I find this type of response to Mutter’s post — “This is the way things are because this is the way they’ve always been” — unpersuasive. The Rumsfeld dig is meant to be cute, but remember that Rummy’s lame quote was based on a false deadline imposed by a Bush administration bent on going to war. So in that sense he was actually right — they didn’t have time to train a new generation of soldiers or move more battalions based on their manufactured timetable. But newspapers could and should have been planning for this moment for at least 10 years now — more than enough time to work toward a staff they might wish to have.
More to the point, I’m not sure why Walsh assumes that only the “cream of the crop” will be successful “multiple threats.” Every journalist from here on out will need to learn multiple new skills to be able to survive in the new media landscape. Again, I don’t see why a little more basic journalistic multitasking can’t be a part of the average journalist’s arsenal.
And what if the “staff we have” comment is true. Why do things have to stay that way? What if journalism schools started training their students to become “multiple threats,” and newspapers changed the way they work (in the ways I suggest in this post or otherwise) to both take advantage of these new journalists and retrain current ones?
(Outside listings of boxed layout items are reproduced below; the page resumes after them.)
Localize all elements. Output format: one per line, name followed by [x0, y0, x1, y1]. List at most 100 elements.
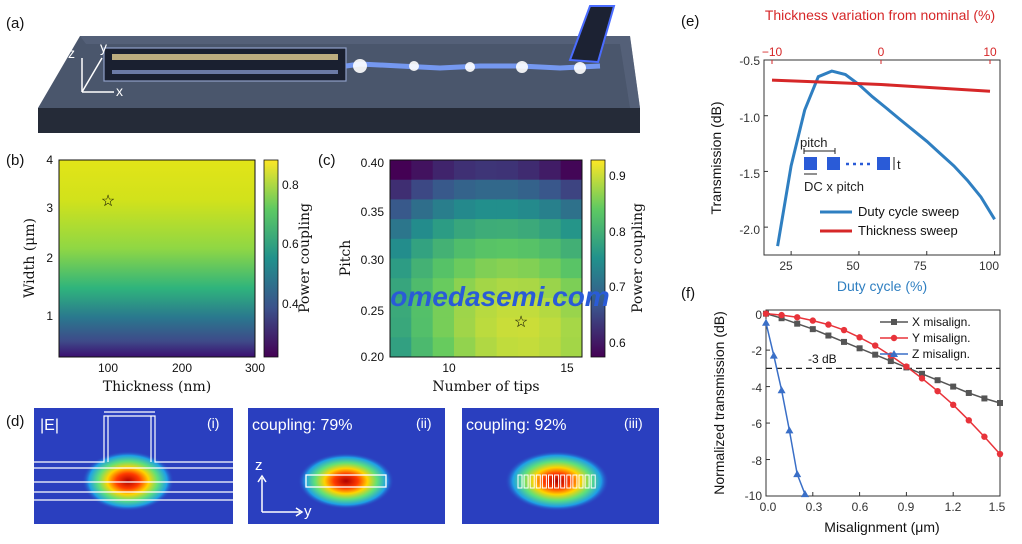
- heatmap-c-cell: [496, 278, 519, 299]
- y-tick-c: 0.30: [361, 253, 385, 267]
- heatmap-c-cell: [560, 160, 583, 181]
- heatmap-c-cell: [475, 219, 498, 240]
- colorbar-c-label: Power coupling: [630, 203, 646, 313]
- heatmap-c-cell: [411, 317, 434, 338]
- heatmap-c-cell: [475, 179, 498, 200]
- point-y-misalign: [950, 401, 957, 409]
- panel-b: (b) ☆ 0.8 0.6 0.4 Power coupling 100 200…: [6, 152, 313, 395]
- x-tick-c: 10: [442, 361, 456, 375]
- optimum-star-b: ☆: [101, 193, 115, 210]
- legend-f-y: Y misalign.: [912, 331, 970, 345]
- point-x-misalign: [997, 400, 1003, 406]
- x-axis-label-b: Thickness (nm): [103, 379, 212, 395]
- colorbar-c: [590, 159, 606, 358]
- y-tick-e: -1.0: [739, 111, 760, 125]
- x-tick-b: 200: [172, 361, 192, 375]
- heatmap-c-cell: [560, 258, 583, 279]
- heatmap-c-cell: [496, 297, 519, 319]
- point-y-misalign: [825, 321, 832, 328]
- heatmap-c-cell: [560, 317, 583, 338]
- colorbar-b-tick: 0.6: [282, 237, 299, 251]
- heatmap-c-cell: [475, 199, 498, 220]
- point-y-misalign: [965, 417, 972, 424]
- heatmap-c-cell: [411, 199, 434, 220]
- waveguide-stripe-lower: [112, 70, 338, 74]
- heatmap-c-cell: [496, 179, 519, 200]
- x-tick-f: 0.0: [760, 500, 777, 514]
- heatmap-c-cell: [411, 297, 434, 319]
- panel-label-a: (a): [6, 15, 24, 32]
- plot-frame-f: [765, 309, 1001, 497]
- heatmap-c-cell: [539, 179, 562, 200]
- heatmap-c-cell: [432, 199, 455, 220]
- point-y-misalign: [840, 326, 848, 334]
- tip-outline: [578, 474, 584, 489]
- subpanel-tag-iii: (iii): [624, 415, 643, 431]
- point-x-misalign: [934, 377, 941, 384]
- tip-outline: [535, 474, 541, 489]
- heatmap-c-cell: [518, 219, 540, 240]
- panel-c: (c) ☆ 0.9 0.8 0.7 0.6 Power coupling 10 …: [318, 152, 646, 395]
- heatmap-c-cell: [432, 337, 455, 358]
- tip-outline: [541, 474, 547, 489]
- y-tick-e: -1.5: [739, 167, 760, 181]
- heatmap-c-cell: [411, 219, 434, 240]
- heatmap-c-cell: [539, 258, 562, 279]
- tip-outline: [517, 474, 523, 489]
- heatmap-c-cell: [432, 258, 455, 279]
- point-z-misalign: [762, 318, 770, 326]
- heatmap-b-frame: [58, 159, 256, 358]
- inset-schematic: [803, 148, 895, 175]
- heatmap-c-cell: [475, 337, 498, 358]
- series-duty-cycle-line: [776, 69, 996, 247]
- legend-f-marker-x: [891, 319, 897, 325]
- heatmap-c-cell: [432, 297, 455, 319]
- y-tick-b: 4: [46, 153, 53, 167]
- colorbar-c-tick: 0.7: [609, 280, 626, 294]
- heatmap-c-cell: [411, 238, 434, 259]
- fiber-probe: [568, 5, 616, 64]
- y-tick-c: 0.20: [361, 350, 385, 364]
- colorbar-b-tick: 0.4: [282, 297, 299, 311]
- heatmap-c-cell: [560, 337, 583, 358]
- heatmap-c-cell: [411, 179, 434, 200]
- point-z-misalign: [801, 490, 809, 498]
- y-axis-label-c: Pitch: [338, 240, 354, 276]
- light-spot-3: [465, 62, 475, 72]
- y-tick-f: -8: [751, 454, 762, 468]
- legend-f-marker-z: [890, 350, 898, 357]
- point-y-misalign: [981, 433, 988, 440]
- chip-front-face: [38, 108, 640, 133]
- heatmap-c-cell: [475, 258, 498, 279]
- heatmap-c: [390, 160, 583, 358]
- x-tick-c: 15: [560, 361, 574, 375]
- heatmap-c-cell: [496, 199, 519, 220]
- mode-profile-ii: [298, 453, 394, 509]
- heatmap-c-cell: [475, 238, 498, 259]
- point-y-misalign: [918, 375, 926, 382]
- heatmap-c-cell: [496, 337, 519, 358]
- y-tick-b: 3: [46, 201, 53, 215]
- heatmap-c-cell: [454, 258, 476, 279]
- point-z-misalign: [793, 470, 802, 478]
- y-tick-f: -6: [751, 417, 762, 431]
- heatmap-c-cell: [560, 238, 583, 259]
- coupling-label-ii: coupling: 79%: [252, 417, 353, 434]
- point-y-misalign: [809, 317, 816, 324]
- heatmap-c-cell: [390, 337, 412, 358]
- heatmap-c-cell: [432, 160, 455, 181]
- series-x-misalign-line: [765, 312, 1001, 404]
- heatmap-c-cell: [454, 179, 476, 200]
- heatmap-c-cell: [432, 238, 455, 259]
- panel-label-f: (f): [681, 285, 695, 302]
- heatmap-c-cell: [390, 278, 412, 299]
- point-x-misalign: [841, 338, 847, 345]
- subpanel-tag-i: (i): [207, 415, 219, 431]
- optimum-star-c: ☆: [514, 314, 528, 331]
- axes-glyph: [81, 57, 114, 93]
- point-x-misalign: [856, 345, 863, 352]
- top-tick-e: 0: [878, 45, 885, 59]
- threshold-label: -3 dB: [808, 352, 837, 366]
- light-spot-1: [353, 59, 367, 73]
- field-label-i: |E|: [40, 417, 59, 434]
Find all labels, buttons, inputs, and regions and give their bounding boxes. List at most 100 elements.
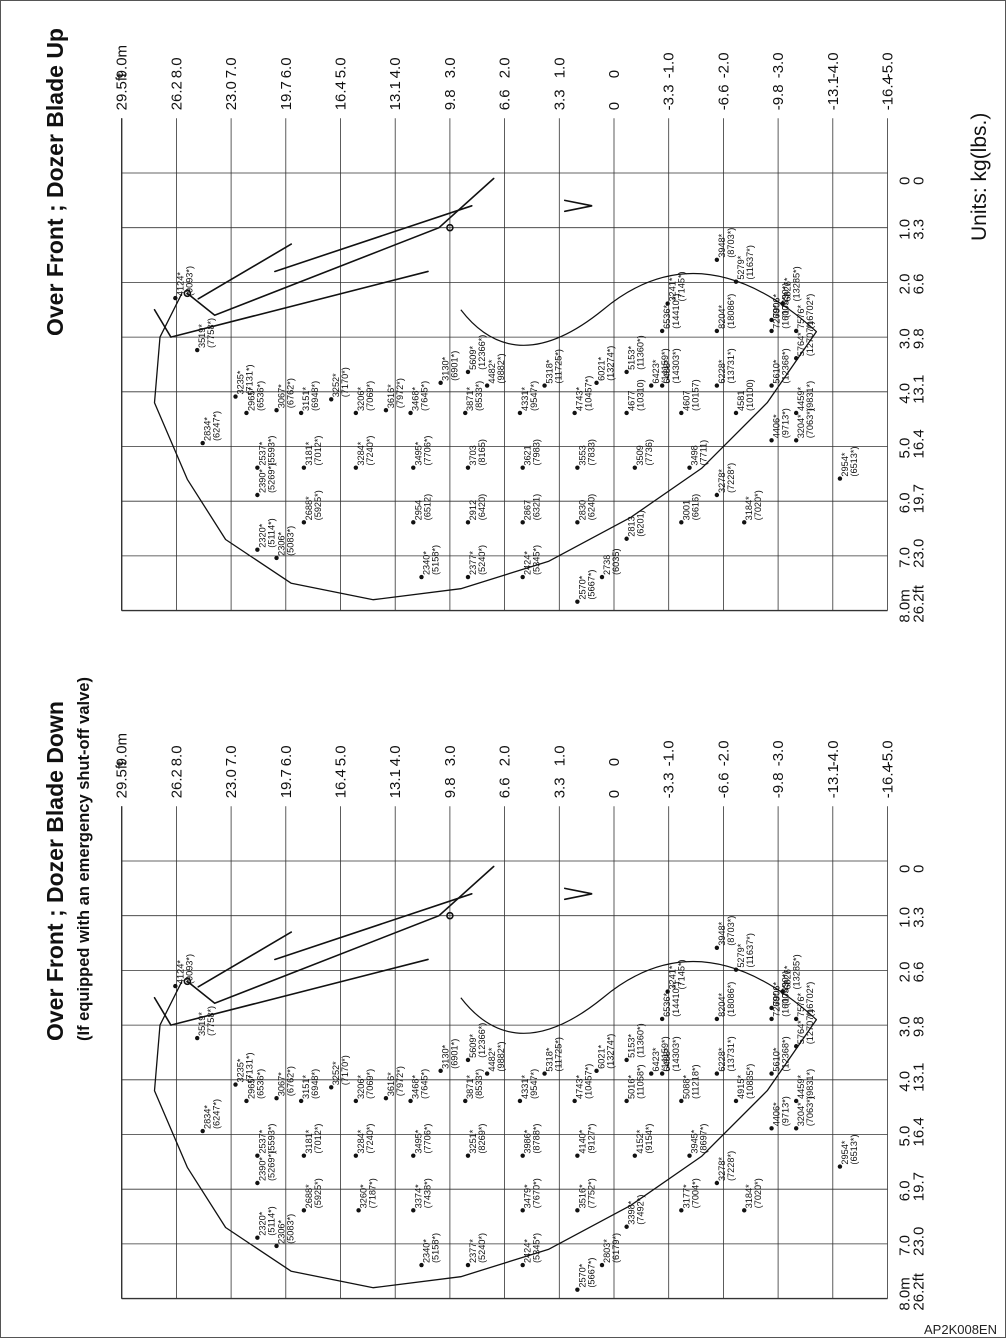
capacity-value: 2570* (5667*) xyxy=(575,1258,596,1292)
capacity-point xyxy=(624,1098,629,1104)
capacity-value: 3374* (7438*) xyxy=(411,1178,432,1213)
capacity-value: 4915* (10835*) xyxy=(733,1064,755,1104)
capacity-lb: (7170*) xyxy=(340,1055,350,1085)
capacity-value: 3621 (7983) xyxy=(520,439,542,470)
capacity-point xyxy=(195,347,200,353)
capacity-lb: (9713*) xyxy=(781,1096,791,1126)
capacity-lb: (5345*) xyxy=(532,1233,542,1263)
capacity-lb: (10310) xyxy=(636,379,646,411)
capacity-value: 3945* (8697*) xyxy=(687,1124,709,1158)
capacity-lb: (6762*) xyxy=(286,1066,296,1096)
capacity-lb: (7752*) xyxy=(586,1178,596,1208)
capacity-lb: (7736) xyxy=(644,439,654,466)
capacity-kg: 4607 xyxy=(681,390,691,410)
capacity-value: 3252* (7170*) xyxy=(329,367,350,402)
height-label-ft: -13.1 xyxy=(825,76,842,110)
height-label-ft: 3.3 xyxy=(551,89,568,110)
height-label-ft: -16.4 xyxy=(880,76,897,110)
capacity-value: 2738 (6035) xyxy=(599,548,621,580)
capacity-point xyxy=(517,410,523,416)
capacity-lb: (7020*) xyxy=(753,490,763,520)
capacity-value: 7576* (16702*) xyxy=(793,294,815,334)
capacity-lb: (12368*) xyxy=(781,348,791,383)
capacity-kg: 3616* xyxy=(386,1072,396,1096)
capacity-value: 2377* (5240*) xyxy=(465,545,487,580)
capacity-point xyxy=(742,1208,747,1213)
capacity-value: 2834* (6247*) xyxy=(200,1099,222,1134)
capacity-kg: 4124* xyxy=(175,272,185,296)
height-label-ft: 19.7 xyxy=(278,769,295,798)
capacity-value: 3479* (7670*) xyxy=(520,1178,542,1213)
capacity-point xyxy=(624,369,629,375)
capacity-lb: (9127*) xyxy=(586,1124,596,1154)
capacity-lb: (11725*) xyxy=(554,1037,564,1072)
capacity-point xyxy=(714,1071,720,1076)
capacity-kg: 3252* xyxy=(331,1061,341,1085)
capacity-kg: 3509 xyxy=(635,445,645,465)
panel-subtitle: (If equipped with an emergency shut-off … xyxy=(75,677,93,1041)
radius-label-m: 4.0 xyxy=(897,383,914,404)
capacity-kg: 3181* xyxy=(304,1129,314,1153)
height-label-m: -1.0 xyxy=(661,52,678,78)
capacity-point xyxy=(301,1208,307,1213)
capacity-lb: (6536*) xyxy=(255,381,265,411)
capacity-point xyxy=(301,520,307,525)
radius-label-ft: 9.8 xyxy=(911,328,928,349)
height-label-m: 4.0 xyxy=(387,745,404,766)
capacity-value: 7576* (16702*) xyxy=(793,982,815,1022)
capacity-value: 2954 (6512) xyxy=(411,494,432,525)
capacity-value: 3871* (8533*) xyxy=(463,381,484,416)
capacity-lb: (7228*) xyxy=(726,1151,736,1181)
capacity-value: 2867 (6321) xyxy=(520,494,542,525)
inner-envelope xyxy=(460,961,817,1034)
capacity-labels: 4124* (9093*)3519* (7758*)3235* (7131*)2965… xyxy=(173,916,859,1292)
capacity-point xyxy=(632,465,638,470)
capacity-value: 4743* (10457*) xyxy=(572,376,594,416)
capacity-point xyxy=(572,1098,577,1104)
capacity-value: 4140* (9127*) xyxy=(575,1124,596,1158)
capacity-kg: 5016* xyxy=(627,1075,637,1099)
capacity-lb: (8788*) xyxy=(532,1124,542,1154)
capacity-value: 3260* (7187*) xyxy=(356,1178,378,1213)
units-label: Units: kg(lbs.) xyxy=(968,113,991,241)
capacity-value: 2688* (5925*) xyxy=(301,1178,323,1213)
height-label-m: 7.0 xyxy=(223,57,240,78)
height-label-m: -5.0 xyxy=(880,52,897,78)
capacity-point xyxy=(793,328,799,334)
capacity-point xyxy=(520,1153,525,1158)
capacity-kg: 3206* xyxy=(356,1075,366,1099)
capacity-kg: 4743* xyxy=(575,1075,585,1099)
capacity-kg: 4140* xyxy=(577,1129,587,1153)
capacity-value: 4124* (9093*) xyxy=(173,954,194,989)
capacity-kg: 3206* xyxy=(356,387,366,411)
capacity-kg: 2830 xyxy=(577,500,587,520)
capacity-lb: (6512) xyxy=(422,494,432,521)
radius-label-ft: 3.3 xyxy=(911,219,928,240)
capacity-kg: 3204* xyxy=(796,414,806,438)
boom xyxy=(186,177,495,317)
capacity-kg: 6021* xyxy=(597,1044,607,1068)
capacity-point xyxy=(594,380,599,386)
capacity-value: 3251* (8269*) xyxy=(465,1124,487,1158)
capacity-point xyxy=(679,1098,684,1104)
capacity-lb: (11218*) xyxy=(690,1064,700,1099)
capacity-lb: (5345*) xyxy=(532,545,542,575)
capacity-kg: 2424* xyxy=(523,551,533,575)
capacity-lb: (10835*) xyxy=(745,1064,755,1099)
capacity-value: 3948* (8703*) xyxy=(714,916,736,950)
radius-label-m: 5.0 xyxy=(897,438,914,459)
capacity-lb: (7145*) xyxy=(677,271,687,301)
capacity-lb: (11637*) xyxy=(745,245,755,280)
radius-label-ft: 0 xyxy=(911,177,928,185)
capacity-value: 2954* (6513*) xyxy=(837,1134,859,1169)
capacity-kg: 3130* xyxy=(441,1044,451,1068)
capacity-lb: (7972*) xyxy=(395,1066,405,1096)
capacity-kg: 2570* xyxy=(577,1263,587,1287)
capacity-value: 2688* (5925*) xyxy=(301,490,323,525)
height-label-ft: 29.5ft xyxy=(114,760,131,798)
capacity-lb: (5114*) xyxy=(266,1206,276,1235)
capacity-lb: (14303*) xyxy=(671,348,681,383)
capacity-kg: 6423* xyxy=(651,1047,661,1071)
capacity-kg: 3252* xyxy=(331,373,341,397)
radius-label-ft: 0 xyxy=(911,865,928,873)
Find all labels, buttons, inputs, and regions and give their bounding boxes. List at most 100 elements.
Maybe there would be issues of “barriers of concentration, time management and perhaps left-brain-vs.-right-brain function,” as Walsh says. Or maybe if editors were trained differently from the beginning and newsrooms empowered all editors instead of segregating them according to narrow different tasks, we’d find that it’s possible after all. I don’t know. But I do know that “that’s the way it is” isn’t going to cut it much longer.
UPDATE II: Nancy Nall has a similar take. After recounting an example of unedited copy from back in the day, she writes:
Not all reporters are this bad. But more are than you might think. In my experience, the number who check spelling, style, grammar, facts or anything else dwindle by the day. Their mantra is: That’s the desk’s job.
Okay, fine. Maybe that’s the way it is. The answer isn’t to throw up your hands and tell your shareholders, “Sorry, we can’t change the way we work because reporters are lazy and that’s the way things are.” (And no, newspapers ideally shouldn’t be worrying about shareholders and quarterly earnings. But until more papers are taken private or go the St. Pete Times/Poynter route, that’s the reality.)
Instead, start telling reporters that this attitude is no longer tenable or acceptable and that they have to change their damn mantra. And if you actually do change the desk’s job, in ways suggested above or otherwise, then you have that much more weight behind you when you tell reporters the old way isn’t how it’s going to work anymore. If you tell any one part of the paper to change on its own, that probably won’t work. But if it’s part of a larger process where everybody’s roles shift and their responsibilities increase, it’s doable.
I also like how Nall casually says, “For my money, you could can one-third to one-half the designers at any given newspaper.” So to recap: reporters are lazy and worthless, half the designers are useless — but the copy desk must stay exactly as it is!